La faisabilité concerne à la fois les ressources et les contraintes de temps. La mise en œuvre d’une stratégie implique la mobilisation des personnes et de leurs compétences ainsi que l’engagement des financeurs. Si les acteurs ne sont pas au rendez-vous parce qu’ils ne disposent pas des ressources qu’on leur prêtait ou si les environnements se révèlent moins porteurs qu’attendu, alors l’échec est proche. Le temps vient compliquer encore le processus. Les éléments sur lesquels on comptait ne seront présents que dans un délai plus ou moins long. Et là encore, la mise en œuvre, retardée, risque de se heurter à des évolutions de contextes plus lourdes.

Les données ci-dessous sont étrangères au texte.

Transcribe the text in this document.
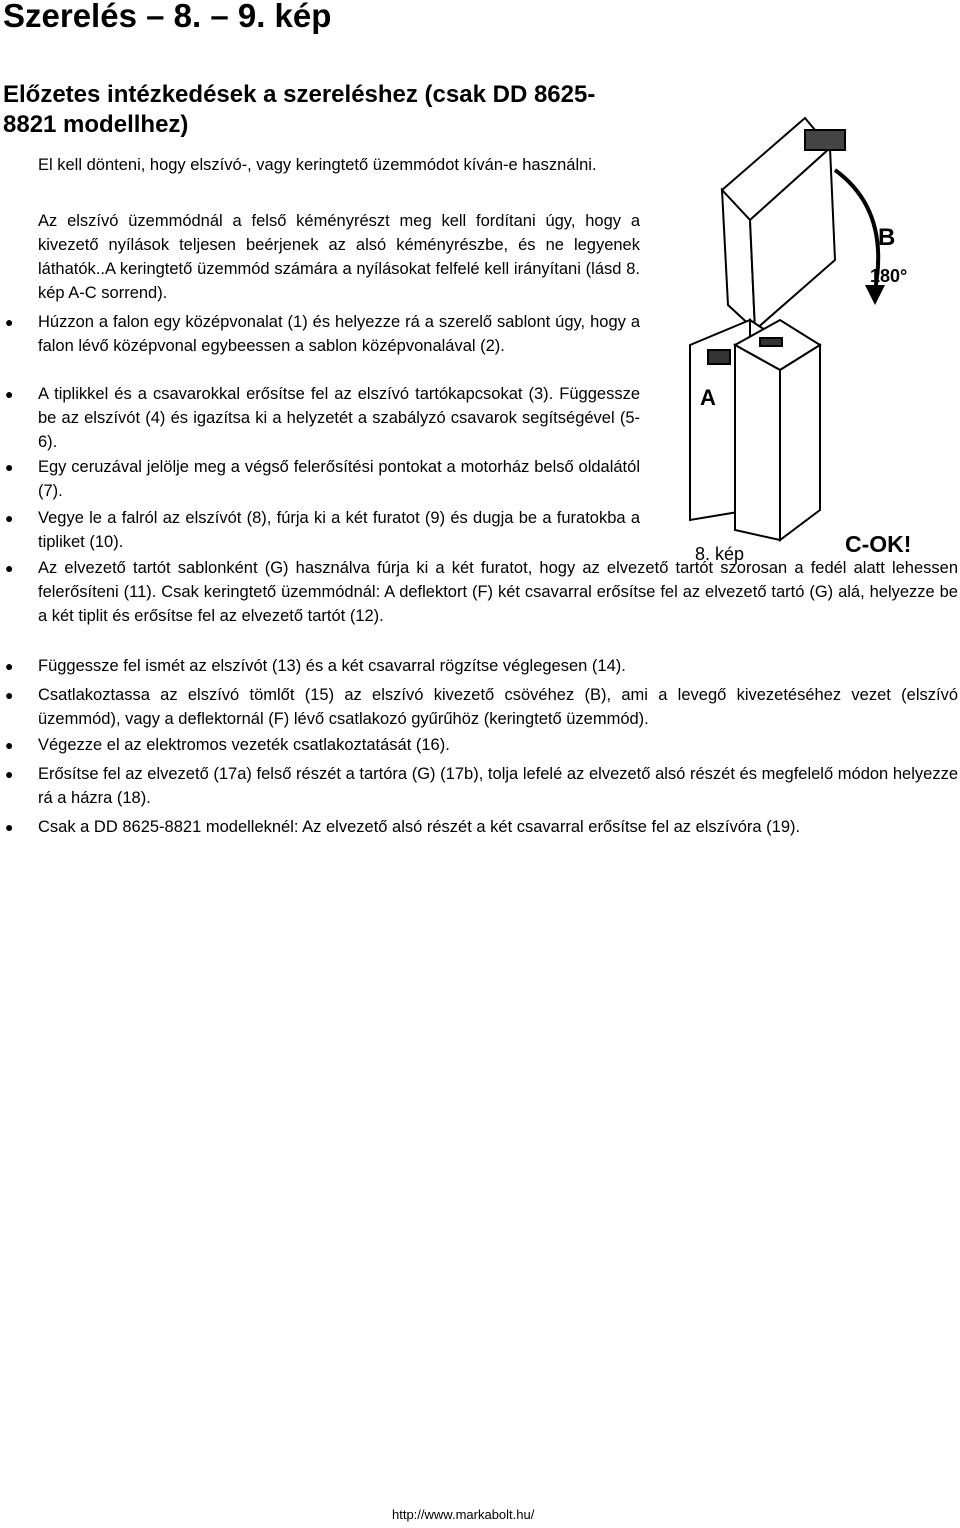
Szerelés – 8. – 9. kép
Előzetes intézkedések a szereléshez (csak DD 8625-8821 modellhez)

El kell dönteni, hogy elszívó-, vagy keringtető üzemmódot kíván-e használni.

Az elszívó üzemmódnál a felső kéményrészt meg kell fordítani úgy, hogy a kivezető nyílások teljesen beérjenek az alsó kéményrészbe, és ne legyenek láthatók..A keringtető üzemmód számára a nyílásokat felfelé kell irányítani (lásd 8. kép A-C sorrend).

● Húzzon a falon egy középvonalat (1) és helyezze rá a szerelő sablont úgy, hogy a falon lévő középvonal egybeessen a sablon középvonalával (2).

● A tiplikkel és a csavarokkal erősítse fel az elszívó tartókapcsokat (3). Függessze be az elszívót (4) és igazítsa ki a helyzetét a szabályzó csavarok segítségével (5-6).

● Egy ceruzával jelölje meg a végső felerősítési pontokat a motorház belső oldalától (7).

● Vegye le a falról az elszívót (8), fúrja ki a két furatot (9) és dugja be a furatokba a tipliket (10).

● Az elvezető tartót sablonként (G) használva fúrja ki a két furatot, hogy az elvezető tartót szorosan a fedél alatt lehessen felerősíteni (11). Csak keringtető üzemmódnál: A deflektort (F) két csavarral erősítse fel az elvezető tartó (G) alá, helyezze be a két tiplit és erősítse fel az elvezető tartót (12).

● Függessze fel ismét az elszívót (13) és a két csavarral rögzítse véglegesen (14).

● Csatlakoztassa az elszívó tömlőt (15) az elszívó kivezető csövéhez (B), ami a levegő kivezetéséhez vezet (elszívó üzemmód), vagy a deflektornál (F) lévő csatlakozó gyűrűhöz (keringtető üzemmód).

● Végezze el az elektromos vezeték csatlakoztatását (16).

● Erősítse fel az elvezető (17a) felső részét a tartóra (G) (17b), tolja lefelé az elvezető alsó részét és megfelelő módon helyezze rá a házra (18).

● Csak a DD 8625-8821 modelleknél: Az elvezető alsó részét a két csavarral erősítse fel az elszívóra (19).

A
B
180°
C-OK!
8. kép
http://www.markabolt.hu/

La conformité, la pertinence, la suitabilility en anglais tient à l’alignement avec les phases antérieures de diagnostic. Il peut s’écouler un temps assez long entre le diagnostic, préalable, et la décision. La conformité consiste à jeter un regard (rétrospectif) sur l’ensemble du processus pour voir si les critères retenus pour choisir telle ou telle stratégie sont bien demeurés stables. Ainsi, les forces de l’entreprise qui se révélaient sont-elles encore présentes ? Les opportunités de l’environnement se maintiennent-elles ? Si tel est le cas l’étape de la conformité est franchie victorieusement.
Dès lors que les 3 filtres sont ‘‘au vert’’ la mise en œuvre peut être entamée. Elle sera précédée d’un moment important de socialisation, de communication auprès de toutes les parties prenantes pour que l’équation « ambition, risque, valeurs attendues » fasse supposer l’atteinte d’une performance collective doublée de réussites individuelles. Plus rien ne s’oppose alors à la mise en œuvre de la décision stratégique.